Microsoft have finally released Windows 10 and are rolling out preparatory automatic installs on Windows 7 and Windows 8 machines. Microsoft announced that Windows 10 will be free for life for specific Windows 7 and 8 users and Windows 10 Beta Testers as long as they upgrade within a year of the release (until 29 July 2016). The minimum system requirements for this are 1GHz processor, 1GB of RAM with 20GB of free space needed. The Windows 10 download is between 4 and 5GB.
Features of Windows 10 include:
- Cortana- ‘your own personal assistant to help you get things done’
- Gaming- ‘better PC gaming than ever before’
- Apps- ‘great built-in apps and access to a huge catalogue of apps on the Windows Store’
- Microsoft Edge- ‘a better web experience for sharing, reading, discovery and getting things done online’

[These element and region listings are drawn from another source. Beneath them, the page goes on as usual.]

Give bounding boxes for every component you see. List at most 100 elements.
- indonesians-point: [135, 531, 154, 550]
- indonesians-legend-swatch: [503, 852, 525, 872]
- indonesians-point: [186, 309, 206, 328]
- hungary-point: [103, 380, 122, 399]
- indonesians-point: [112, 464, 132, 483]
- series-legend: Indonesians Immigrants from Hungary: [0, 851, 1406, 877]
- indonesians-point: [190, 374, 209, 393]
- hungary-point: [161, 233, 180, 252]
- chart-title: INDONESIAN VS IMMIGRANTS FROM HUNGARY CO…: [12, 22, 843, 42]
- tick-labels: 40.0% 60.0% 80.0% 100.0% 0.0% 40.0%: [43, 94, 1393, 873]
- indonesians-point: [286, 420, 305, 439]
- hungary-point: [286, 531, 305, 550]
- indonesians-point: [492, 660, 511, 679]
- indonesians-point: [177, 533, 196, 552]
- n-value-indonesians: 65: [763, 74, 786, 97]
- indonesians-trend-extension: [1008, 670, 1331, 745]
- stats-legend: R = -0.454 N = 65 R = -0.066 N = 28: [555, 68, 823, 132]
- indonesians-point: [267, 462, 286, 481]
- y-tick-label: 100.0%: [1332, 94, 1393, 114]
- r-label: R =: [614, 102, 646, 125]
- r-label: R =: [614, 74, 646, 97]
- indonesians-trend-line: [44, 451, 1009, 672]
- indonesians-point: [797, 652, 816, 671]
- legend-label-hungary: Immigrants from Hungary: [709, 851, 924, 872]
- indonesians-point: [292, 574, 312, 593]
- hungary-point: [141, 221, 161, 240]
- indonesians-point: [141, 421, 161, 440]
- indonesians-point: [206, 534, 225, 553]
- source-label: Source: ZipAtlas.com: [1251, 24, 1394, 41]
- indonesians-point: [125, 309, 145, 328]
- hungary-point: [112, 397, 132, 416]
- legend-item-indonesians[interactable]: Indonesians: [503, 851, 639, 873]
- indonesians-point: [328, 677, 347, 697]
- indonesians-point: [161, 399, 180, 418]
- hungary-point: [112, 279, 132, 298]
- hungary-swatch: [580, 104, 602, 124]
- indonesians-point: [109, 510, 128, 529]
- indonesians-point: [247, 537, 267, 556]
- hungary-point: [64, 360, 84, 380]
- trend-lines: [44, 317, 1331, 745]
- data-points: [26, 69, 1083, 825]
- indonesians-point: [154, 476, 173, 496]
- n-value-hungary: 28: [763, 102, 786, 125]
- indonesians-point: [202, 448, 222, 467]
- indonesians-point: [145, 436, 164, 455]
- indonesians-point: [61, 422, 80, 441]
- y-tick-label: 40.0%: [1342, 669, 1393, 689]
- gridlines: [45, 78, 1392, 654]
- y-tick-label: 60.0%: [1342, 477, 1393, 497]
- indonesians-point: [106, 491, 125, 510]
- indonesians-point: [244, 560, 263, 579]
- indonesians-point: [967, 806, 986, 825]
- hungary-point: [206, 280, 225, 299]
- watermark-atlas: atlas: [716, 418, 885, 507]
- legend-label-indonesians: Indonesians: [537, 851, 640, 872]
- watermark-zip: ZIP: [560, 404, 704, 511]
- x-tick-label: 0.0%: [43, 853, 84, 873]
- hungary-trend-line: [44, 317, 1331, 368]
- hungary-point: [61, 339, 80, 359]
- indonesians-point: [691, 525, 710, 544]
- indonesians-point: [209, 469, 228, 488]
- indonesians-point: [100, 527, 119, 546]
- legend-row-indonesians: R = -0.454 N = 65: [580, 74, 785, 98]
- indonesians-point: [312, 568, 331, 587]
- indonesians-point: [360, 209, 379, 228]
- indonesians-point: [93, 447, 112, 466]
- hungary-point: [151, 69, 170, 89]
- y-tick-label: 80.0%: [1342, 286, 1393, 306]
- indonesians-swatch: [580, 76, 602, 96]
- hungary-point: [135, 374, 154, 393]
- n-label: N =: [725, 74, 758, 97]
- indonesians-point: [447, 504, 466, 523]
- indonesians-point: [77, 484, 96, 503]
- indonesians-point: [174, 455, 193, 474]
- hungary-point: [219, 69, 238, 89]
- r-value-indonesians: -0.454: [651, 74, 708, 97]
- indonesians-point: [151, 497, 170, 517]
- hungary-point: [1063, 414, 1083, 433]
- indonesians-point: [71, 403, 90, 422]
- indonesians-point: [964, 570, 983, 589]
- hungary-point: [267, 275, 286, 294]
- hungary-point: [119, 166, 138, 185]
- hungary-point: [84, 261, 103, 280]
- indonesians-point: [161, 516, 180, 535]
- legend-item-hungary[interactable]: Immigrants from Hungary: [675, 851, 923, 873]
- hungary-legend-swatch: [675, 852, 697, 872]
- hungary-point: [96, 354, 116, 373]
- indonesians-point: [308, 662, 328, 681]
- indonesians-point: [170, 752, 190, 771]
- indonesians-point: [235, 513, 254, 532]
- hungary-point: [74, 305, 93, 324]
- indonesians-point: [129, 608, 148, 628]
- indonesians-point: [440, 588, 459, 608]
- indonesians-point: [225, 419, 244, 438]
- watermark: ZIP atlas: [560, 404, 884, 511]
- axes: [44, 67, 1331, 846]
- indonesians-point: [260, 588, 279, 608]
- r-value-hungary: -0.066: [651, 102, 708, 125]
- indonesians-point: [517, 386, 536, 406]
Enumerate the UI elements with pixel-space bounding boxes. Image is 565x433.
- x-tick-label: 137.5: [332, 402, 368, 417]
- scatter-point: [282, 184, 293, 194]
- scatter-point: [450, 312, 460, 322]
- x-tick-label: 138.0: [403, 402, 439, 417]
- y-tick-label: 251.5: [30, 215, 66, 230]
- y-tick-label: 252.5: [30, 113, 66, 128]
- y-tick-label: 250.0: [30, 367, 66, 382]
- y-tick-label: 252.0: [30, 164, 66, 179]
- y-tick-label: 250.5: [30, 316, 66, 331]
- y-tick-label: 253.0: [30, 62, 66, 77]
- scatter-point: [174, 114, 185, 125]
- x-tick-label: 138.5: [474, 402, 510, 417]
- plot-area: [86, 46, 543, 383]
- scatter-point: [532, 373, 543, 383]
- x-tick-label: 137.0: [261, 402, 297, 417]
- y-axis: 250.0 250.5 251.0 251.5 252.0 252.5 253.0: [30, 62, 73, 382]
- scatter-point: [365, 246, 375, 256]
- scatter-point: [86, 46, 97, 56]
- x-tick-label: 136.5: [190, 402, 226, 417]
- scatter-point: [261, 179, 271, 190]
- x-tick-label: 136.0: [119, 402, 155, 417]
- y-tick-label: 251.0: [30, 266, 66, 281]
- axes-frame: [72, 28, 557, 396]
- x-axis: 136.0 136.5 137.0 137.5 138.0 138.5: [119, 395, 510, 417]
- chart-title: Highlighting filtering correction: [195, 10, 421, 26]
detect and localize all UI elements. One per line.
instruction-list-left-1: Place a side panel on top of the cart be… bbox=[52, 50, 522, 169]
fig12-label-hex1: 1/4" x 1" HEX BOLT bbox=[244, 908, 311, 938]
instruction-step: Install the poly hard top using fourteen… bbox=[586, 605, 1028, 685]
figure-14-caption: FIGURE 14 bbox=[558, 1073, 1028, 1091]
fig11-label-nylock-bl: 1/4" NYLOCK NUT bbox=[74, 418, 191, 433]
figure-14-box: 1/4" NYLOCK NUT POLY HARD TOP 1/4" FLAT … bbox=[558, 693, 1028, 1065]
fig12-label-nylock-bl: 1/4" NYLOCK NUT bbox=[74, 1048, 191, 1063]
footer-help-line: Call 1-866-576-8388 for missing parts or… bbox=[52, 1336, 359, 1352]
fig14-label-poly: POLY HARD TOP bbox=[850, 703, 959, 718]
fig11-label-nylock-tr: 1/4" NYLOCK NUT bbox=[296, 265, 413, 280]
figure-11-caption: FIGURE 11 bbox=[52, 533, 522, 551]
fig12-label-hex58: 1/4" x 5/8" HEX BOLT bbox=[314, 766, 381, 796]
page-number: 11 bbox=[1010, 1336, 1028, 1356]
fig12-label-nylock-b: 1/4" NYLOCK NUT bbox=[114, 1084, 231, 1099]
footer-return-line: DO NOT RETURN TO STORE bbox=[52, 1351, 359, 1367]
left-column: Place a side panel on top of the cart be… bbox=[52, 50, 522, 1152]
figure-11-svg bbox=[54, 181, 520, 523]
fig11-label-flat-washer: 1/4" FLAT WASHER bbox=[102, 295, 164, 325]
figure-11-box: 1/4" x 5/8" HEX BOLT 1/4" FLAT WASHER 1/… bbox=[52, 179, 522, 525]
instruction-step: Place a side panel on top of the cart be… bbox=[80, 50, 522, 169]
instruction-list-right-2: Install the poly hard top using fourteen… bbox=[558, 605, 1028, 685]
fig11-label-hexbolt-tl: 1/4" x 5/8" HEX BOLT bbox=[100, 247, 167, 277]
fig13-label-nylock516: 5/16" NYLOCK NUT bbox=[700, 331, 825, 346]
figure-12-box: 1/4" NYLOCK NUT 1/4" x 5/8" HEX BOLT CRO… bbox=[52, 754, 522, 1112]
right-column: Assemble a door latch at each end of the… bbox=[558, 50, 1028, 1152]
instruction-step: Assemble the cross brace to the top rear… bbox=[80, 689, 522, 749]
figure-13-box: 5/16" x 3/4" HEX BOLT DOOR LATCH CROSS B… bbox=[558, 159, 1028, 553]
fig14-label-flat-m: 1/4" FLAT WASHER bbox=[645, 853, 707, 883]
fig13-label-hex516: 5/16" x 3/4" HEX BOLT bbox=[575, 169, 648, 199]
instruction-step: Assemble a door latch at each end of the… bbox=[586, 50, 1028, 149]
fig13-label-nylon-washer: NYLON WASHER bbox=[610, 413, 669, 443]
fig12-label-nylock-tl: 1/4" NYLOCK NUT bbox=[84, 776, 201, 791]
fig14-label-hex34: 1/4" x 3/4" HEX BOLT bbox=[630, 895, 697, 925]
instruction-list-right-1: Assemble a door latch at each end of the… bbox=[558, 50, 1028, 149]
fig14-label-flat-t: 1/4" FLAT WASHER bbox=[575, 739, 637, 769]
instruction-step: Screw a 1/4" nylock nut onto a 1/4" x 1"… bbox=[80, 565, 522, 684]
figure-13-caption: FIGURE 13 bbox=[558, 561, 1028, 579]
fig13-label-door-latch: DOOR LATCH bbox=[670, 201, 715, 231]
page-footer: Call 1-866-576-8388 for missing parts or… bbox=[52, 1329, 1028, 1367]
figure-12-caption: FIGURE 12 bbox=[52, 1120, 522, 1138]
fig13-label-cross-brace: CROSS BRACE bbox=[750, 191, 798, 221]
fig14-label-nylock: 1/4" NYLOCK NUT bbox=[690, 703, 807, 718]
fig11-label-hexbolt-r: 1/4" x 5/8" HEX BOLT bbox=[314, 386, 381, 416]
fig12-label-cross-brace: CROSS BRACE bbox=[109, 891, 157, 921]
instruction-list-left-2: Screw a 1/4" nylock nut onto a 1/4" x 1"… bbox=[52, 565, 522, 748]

- Cloud storage- ‘access to your files and photos on the cloud from any device’
- Multi-doing- ‘the best experience for doing what you do’
- Windows Hello- ‘a truly personal and secure experience where your device recognises you’
- Familiar and better than ever- ‘the Windows you already know plus great improvements’
One negligible negative feature from some early converters to Windows 10 is that adverts have appeared in the Windows 10 edition of Solitaire. Users of the card game have complained that they have been experiencing adverts including video clips unless they pay for an upgrade to not view them.
However, at Signal Networks, our main concern is with the latest ‘recommended’ Windows 7 and Windows 8 update (KB3035583). This optional update ‘enables additional capabilities for Windows 10 update notifications when new updates are available to the user’ and automatically installs a very large upgrade preparatory package called ‘Get Windows 10 app’ during the update. To explain it simply, this update is ‘actually a downloader for Windows 10’ which will notify the user when they can upgrade to Windows 10.
Through this update it will create a new directory in C:\Windows\System32\GWX and install some executables and files that serve as a notification tool enabling the PC to ‘display banners and other ads for Windows 10 as the launch date approaches’. Whilst this is happening, the GWXUXWorker.exe file acts as the Windows 10 downloader.
At Signal Networks, we feel this update is an unwanted advertising intrusion that’s not necessarily required for users to continue as usual with Windows 7 or Windows 8 and have instantly disabled the install on most of our machines.
For those that don’t have any desire to install this ‘upgrade preparatory package’ they can halt the upgrade by disabling the ‘Get Windows 10’ icon and notification window, and uninstalling the KB3035583 update. However, they’ll also want to ensure that the application is not automatically being pushed out by their patch management and service pack systems.